Fabio Cavalera, Corriere della Sera 7/08/2014, 7 agosto 2014
E BORIS CORRE PER IL PARLAMENTO (SOGNANDO DOWNING STREET)
Il biondo cinquantenne Boris Johnson, il sindaco di Londra che annuncia di lanciarsi nella campagna del 2015 per ritornare in Parlamento e per scalare la leadership tory, è il più naïf fra i conservatori. Ma, del resto, non può essere che così visto che in lui si incrociano ascendenze turche (il trisnonno Ali Kemal fu ministro nell’impero ottomano), tedesche, francesi e americane (Boris è nato a New York e fino al 2006 è rimasto cittadino statunitense).
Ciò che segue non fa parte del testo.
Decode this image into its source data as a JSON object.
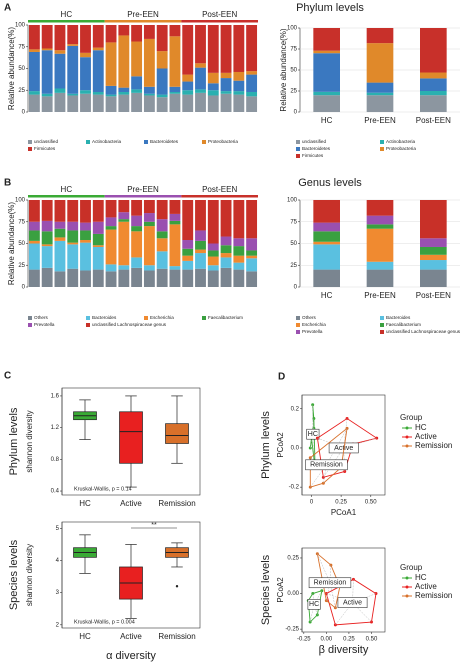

Un’interessante condivisione di culture che gli regala molte passioni intellettuali e virtù: adora la storia di Roma, declama in latino (che vorrebbe fosse insegnato sin dalle elementari), è lestissimo nelle battute (il «Borisismo»), va in ufficio in bicicletta (rischiò di essere travolto da un tir), è poco formale nonostante l’educazione severa di Eton e di Oxford dove ebbe una infatuazione per i socialdemocratici prima di sposare i tory. Boris Johnson però è anche un grande bugiardo. Il più simpatico fra tutti i grandi bugiardi. Ma se non lo fosse, di natura, non sarebbe neppure diventato un bravo giornalista (ex corrispondente da Bruxelles per il Daily Telegraph ). Nel 2008, abbandonando i Comuni per conquistare Londra, aveva giurato che mai e poi mai avrebbe aspirato a cariche più alte. E replicò nel 2012, vincendo per la seconda volta. Poi, ancora, ogni anno il solito ritornello. Dicendo: non sgambetterò David Cameron. Adesso, in contropiede, Alexander Boris de Pfeffel Johnson (è il suo nome per intero) va alla carica e nel 2015 correrà per Westminster, passo iniziale per provare a prendersi la leadership tory. Cameron ha accolto l’annuncio con fairplay: «Magnifico, in campo voglio solo fuoriclasse». Già ma il fuoriclasse punta a diventare capitano a Downing Street. Durante la visita di Renzi a Londra, in primavera, Boris l’euroscettico aveva ammesso: «Se tu, sindaco di Firenze, sei diventato premier, pure io che sono sindaco della quarta città italiana, visto il numero dei residenti italiani a Londra, posso farci un pensierino». I colleghi inglesi non lo avevano sentito. E pensare che era stato, per una volta, sincero.